According to Kotter (2007), support for a change can be realized by creating an agency in the matter. The urgency is created influences people to see the opportunity in the change. Nardelli applied this principle. He had meetings with 15 top executives of the company where accountability and sharing of information were emphasized (Charan, 2006). These Monday meetings ensured that they stayed focused and understood the urgency of the changes that were required. Other techniques that he used and which were similar to Kotter’s model include building on change, anchoring the changes in the corporate culture, and sharing the success of the company with employees (Kotter, 2006). In the first case, he provided capacity building programs that gave employees the ability to initiate change. Moreover, he created systems that enabled managers to access the performance of their employees (Quain, 2004).
In the second case, he made change part of the company, in that everyone was working towards the realization of the overall goal. Notably, he made deliberate changes like allowing the stores to run empty so that the errors in the current systems can be discovered by everyone (Charan, 2006). Lastly, Nardelli says the company’s success is shared among the employees to boost their morale.

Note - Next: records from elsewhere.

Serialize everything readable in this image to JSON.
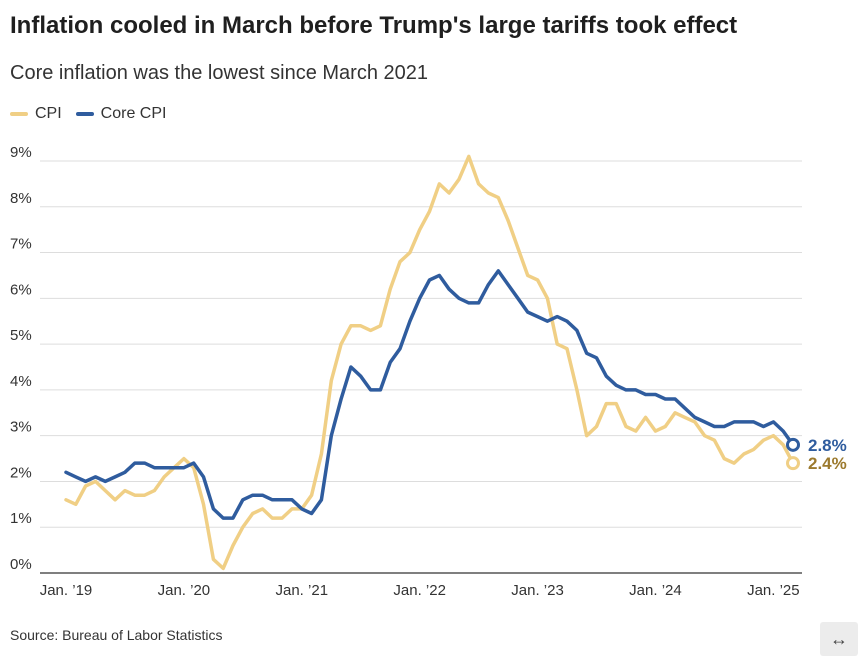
{
  "title": "Inflation cooled in March before Trump's large tariffs took effect",
  "subtitle": "Core inflation was the lowest since March 2021",
  "source": "Source: Bureau of Labor Statistics",
  "expand_icon": "↔",
  "colors": {
    "cpi": "#f0cf85",
    "core": "#2f5c9e",
    "cpi_label": "#9c7a2e",
    "grid": "#dddddd",
    "axis": "#333333"
  },
  "chart_data": {
    "type": "line",
    "title": "",
    "xlabel": "",
    "ylabel": "",
    "ylim": [
      0,
      9
    ],
    "y_ticks": [
      0,
      1,
      2,
      3,
      4,
      5,
      6,
      7,
      8,
      9
    ],
    "y_tick_labels": [
      "0%",
      "1%",
      "2%",
      "3%",
      "4%",
      "5%",
      "6%",
      "7%",
      "8%",
      "9%"
    ],
    "x_start": "2019-01",
    "x_end": "2025-03",
    "x_ticks": [
      "Jan. ’19",
      "Jan. ’20",
      "Jan. ’21",
      "Jan. ’22",
      "Jan. ’23",
      "Jan. ’24",
      "Jan. ’25"
    ],
    "grid": true,
    "legend_position": "top-left",
    "series": [
      {
        "name": "CPI",
        "end_label": "2.4%",
        "values": [
          1.6,
          1.5,
          1.9,
          2.0,
          1.8,
          1.6,
          1.8,
          1.7,
          1.7,
          1.8,
          2.1,
          2.3,
          2.5,
          2.3,
          1.5,
          0.3,
          0.1,
          0.6,
          1.0,
          1.3,
          1.4,
          1.2,
          1.2,
          1.4,
          1.4,
          1.7,
          2.6,
          4.2,
          5.0,
          5.4,
          5.4,
          5.3,
          5.4,
          6.2,
          6.8,
          7.0,
          7.5,
          7.9,
          8.5,
          8.3,
          8.6,
          9.1,
          8.5,
          8.3,
          8.2,
          7.7,
          7.1,
          6.5,
          6.4,
          6.0,
          5.0,
          4.9,
          4.0,
          3.0,
          3.2,
          3.7,
          3.7,
          3.2,
          3.1,
          3.4,
          3.1,
          3.2,
          3.5,
          3.4,
          3.3,
          3.0,
          2.9,
          2.5,
          2.4,
          2.6,
          2.7,
          2.9,
          3.0,
          2.8,
          2.4
        ]
      },
      {
        "name": "Core CPI",
        "end_label": "2.8%",
        "values": [
          2.2,
          2.1,
          2.0,
          2.1,
          2.0,
          2.1,
          2.2,
          2.4,
          2.4,
          2.3,
          2.3,
          2.3,
          2.3,
          2.4,
          2.1,
          1.4,
          1.2,
          1.2,
          1.6,
          1.7,
          1.7,
          1.6,
          1.6,
          1.6,
          1.4,
          1.3,
          1.6,
          3.0,
          3.8,
          4.5,
          4.3,
          4.0,
          4.0,
          4.6,
          4.9,
          5.5,
          6.0,
          6.4,
          6.5,
          6.2,
          6.0,
          5.9,
          5.9,
          6.3,
          6.6,
          6.3,
          6.0,
          5.7,
          5.6,
          5.5,
          5.6,
          5.5,
          5.3,
          4.8,
          4.7,
          4.3,
          4.1,
          4.0,
          4.0,
          3.9,
          3.9,
          3.8,
          3.8,
          3.6,
          3.4,
          3.3,
          3.2,
          3.2,
          3.3,
          3.3,
          3.3,
          3.2,
          3.3,
          3.1,
          2.8
        ]
      }
    ]
  }
}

For instance, he rewarded the stores that achieved higher than the set targets (Quain, 2004).
Despite Nardelli’s principles of change being very similar to Kotter’s model, they also differ in some aspects. Kotte’s 8-step model of change focuses on bringing on board all stakeholders to embrace change principles and the entrenchment of the same in the whole organization. Nardelli, on the other hand, focuses on creating an enabling environment and building the capacity through which they can work towards change. One of the things he did was infrastructural development. Nardelli believed that technology and change was an item. He introduced emails that enabled his link with the store managers straight away. Nardelli created an efficient way of communicating with the store managers and advertising their products in each store (Quain, 2004).
Conclusion
Home Depot achieved its desired goals due to Nardelli’s ingenious change strategies. However, more improvement would be achieved through the application of Kotter’s model. Specifically, Nardelli should have tried to address the concerns of those who could not embrace the new changes rather than allowing them to leave the company (Charan, 2006). Secondly, bringing in his team, new change agents who would help refresh the change ideas. Finally, communicate the vision more vigorously and making it clear to everyone (Kotter, 2006). Otherwise, the Nardelli system of changing the culture of organizations is a lesson to many managers that they should apply changes that are applicable in the context they are acting.
References
Charan, R. (2006). Home Depot’s Blueprint for Culture Change. Web.
Kotter, J. P. (2007). Chang Management Model Implementation Guide. Web.
Kotter, J. P. (2006). Leading Change: Why Transformation Change Fail. Web.
Quain, J. R. (2004). Retail Innovation. Web.